The dominos keep falling– Andrew, one of the men who has spent the whole day with Jesus – as evening comes rushes off to find his brother Simon. Finding him – out of breath he exclaims we’ve found him. Yes, HIM, the one we’ve been waiting for. Andrew, returning to Jesus with his skeptical brother in tow, brings Simon to Jesus. And what happens? Jesus – as if expecting Simon’s arrival gives him a new name.
Remember my message of two Sunday’s ago on the feast of the Holy Name on New Year’s Day – that names really matter? Well, here we are again. Simon is renamed Peter which means rock. There is an echo to Isaiah here. Peter is the name as if given to him by God while he was still in the womb, unknown to him until the moment when it was awakened in him by Jesus’ call.
Let me recall for us and image I’m sure we will all be familiar with from World War II movies where a small group in Nazi occupied Europe have secretly gathered around a radio dangerously tuned into the BBC broadcast frequency. Knowing the German radio detector van might not be far away, they wait – feeling a mixture of trepidation and expectation. Finally, the airwave crackles to life and they hear the announcer’s voice: This is London calling! This is the call they have been waiting for. A voice that calls them to hope -reviving their longing to be free.
Listen to me you coastlands, pay attention, you peoples from far away! The Lord called me before I was born, while I was still in my mother’s womb, he named me.
I waited patiently upon the Lord; he stooped to me and heard my cry.
I Paul, called to be an apostle of Christ Jesus – by the will of God.
Jesus asked them what are you looking for? Stuttering and spluttering before finally their tongues untied, they get out a few words: Rabbi –where are you staying? Jesus says to them: come and see.
This is London calling! The callsign of hope in their liberation.
We may not feel much like it, but we are those who probably without knowing quite why – have amidst the cacophony of busy lives filled with petty preoccupations have responded to God’s call to worship and got ourselves somehow, to church. ourselves together enough to get to church this morning. We are the ones who have woken early enough to tune-in to the livestream of this service in real time.

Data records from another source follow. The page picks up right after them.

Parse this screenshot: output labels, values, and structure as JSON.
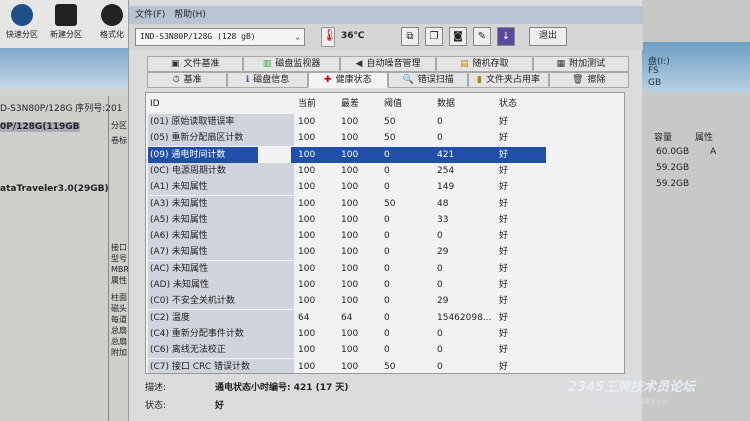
{
  "background_app": {
    "toolbar": [
      {
        "label": "快速分区"
      },
      {
        "label": "新建分区"
      },
      {
        "label": "格式化"
      }
    ],
    "disk_header": "D-S3N80P/128G  序列号:201",
    "disk_tree": [
      "0P/128G(119GB)",
      "ataTraveler3.0(29GB)"
    ],
    "side_labels": [
      "分区",
      "卷标",
      "接口",
      "型号",
      "MBR",
      "属性",
      "柱面",
      "磁头",
      "每道",
      "总扇",
      "总扇",
      "附加"
    ],
    "right_panel": {
      "col_capacity": "容量",
      "col_attr": "属性",
      "rows": [
        {
          "cap": "60.0GB",
          "attr": "A"
        },
        {
          "cap": "59.2GB",
          "attr": ""
        },
        {
          "cap": "59.2GB",
          "attr": ""
        }
      ],
      "partition_label": "盘(I:)",
      "fs": "FS",
      "size": "GB"
    }
  },
  "dialog": {
    "menu": [
      "文件(F)",
      "帮助(H)"
    ],
    "disk_select": "IND-S3N80P/128G (128 gB)",
    "temperature": "36℃",
    "exit_label": "退出",
    "tabs_row1": [
      "文件基准",
      "磁盘监视器",
      "自动噪音管理",
      "随机存取",
      "附加测试"
    ],
    "tabs_row2": [
      "基准",
      "磁盘信息",
      "健康状态",
      "错误扫描",
      "文件夹占用率",
      "擦除"
    ],
    "active_tab": "健康状态",
    "columns": [
      "ID",
      "当前",
      "最差",
      "阈值",
      "数据",
      "状态"
    ],
    "rows": [
      [
        "(01) 原始读取错误率",
        "100",
        "100",
        "50",
        "0",
        "好"
      ],
      [
        "(05) 重新分配扇区计数",
        "100",
        "100",
        "50",
        "0",
        "好"
      ],
      [
        "(09) 通电时间计数",
        "100",
        "100",
        "0",
        "421",
        "好"
      ],
      [
        "(0C) 电源周期计数",
        "100",
        "100",
        "0",
        "254",
        "好"
      ],
      [
        "(A1) 未知属性",
        "100",
        "100",
        "0",
        "149",
        "好"
      ],
      [
        "(A3) 未知属性",
        "100",
        "100",
        "50",
        "48",
        "好"
      ],
      [
        "(A5) 未知属性",
        "100",
        "100",
        "0",
        "33",
        "好"
      ],
      [
        "(A6) 未知属性",
        "100",
        "100",
        "0",
        "0",
        "好"
      ],
      [
        "(A7) 未知属性",
        "100",
        "100",
        "0",
        "29",
        "好"
      ],
      [
        "(AC) 未知属性",
        "100",
        "100",
        "0",
        "0",
        "好"
      ],
      [
        "(AD) 未知属性",
        "100",
        "100",
        "0",
        "0",
        "好"
      ],
      [
        "(C0) 不安全关机计数",
        "100",
        "100",
        "0",
        "29",
        "好"
      ],
      [
        "(C2) 温度",
        "64",
        "64",
        "0",
        "15462098...",
        "好"
      ],
      [
        "(C4) 重新分配事件计数",
        "100",
        "100",
        "0",
        "0",
        "好"
      ],
      [
        "(C6) 离线无法校正",
        "100",
        "100",
        "0",
        "0",
        "好"
      ],
      [
        "(C7) 接口 CRC 错误计数",
        "100",
        "100",
        "50",
        "0",
        "好"
      ]
    ],
    "selected_row": 2,
    "description_label": "描述:",
    "description": "通电状态小时编号: 421 (17 天)",
    "status_label": "状态:",
    "status": "好"
  },
  "watermark": {
    "title": "2345王牌技术员论坛",
    "url": "wangpai.2345.cn"
  }
}
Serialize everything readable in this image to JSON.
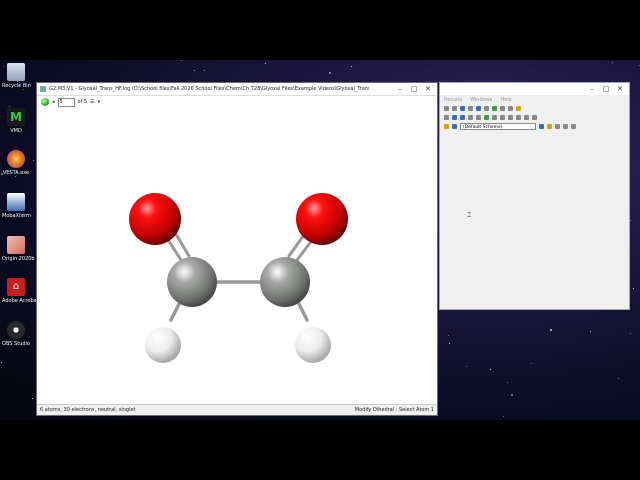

Or maybe we will be those who will remember later in the day or week to click on the livestream link. The point I’m making is that we are present to worship God because we have for reasons maybe unclear to us, chosen to do so.
Despite competing pressures, worship remains important to us – although we are a dwindling constituency among those who nevertheless remain committed to this church community. Gathering for worship in the New England of 2023 is God’s call to engage in an increasingly countercultural practice. So let us be encouraged by this suggestion while keeping in mind the deeper question for those of us whose expression of faith is often muted by our too close alignment with prevailing culture and social trends.
God is calling. The message from the scriptures this morning is that unless we are listening – unless we are expecting, unless we are hopeful, unless our expectation is tinged with enough patience to tolerate waiting, we may not hear God’s call when it comes because we have stopped listening. It’s one thing to listen and quite another to expect to hear something.
If the weekend when we commemorate the call and life changing mission of Dr. Martin Luther King is not the time to question are receptivity to God’s call, then when will be the opportune time?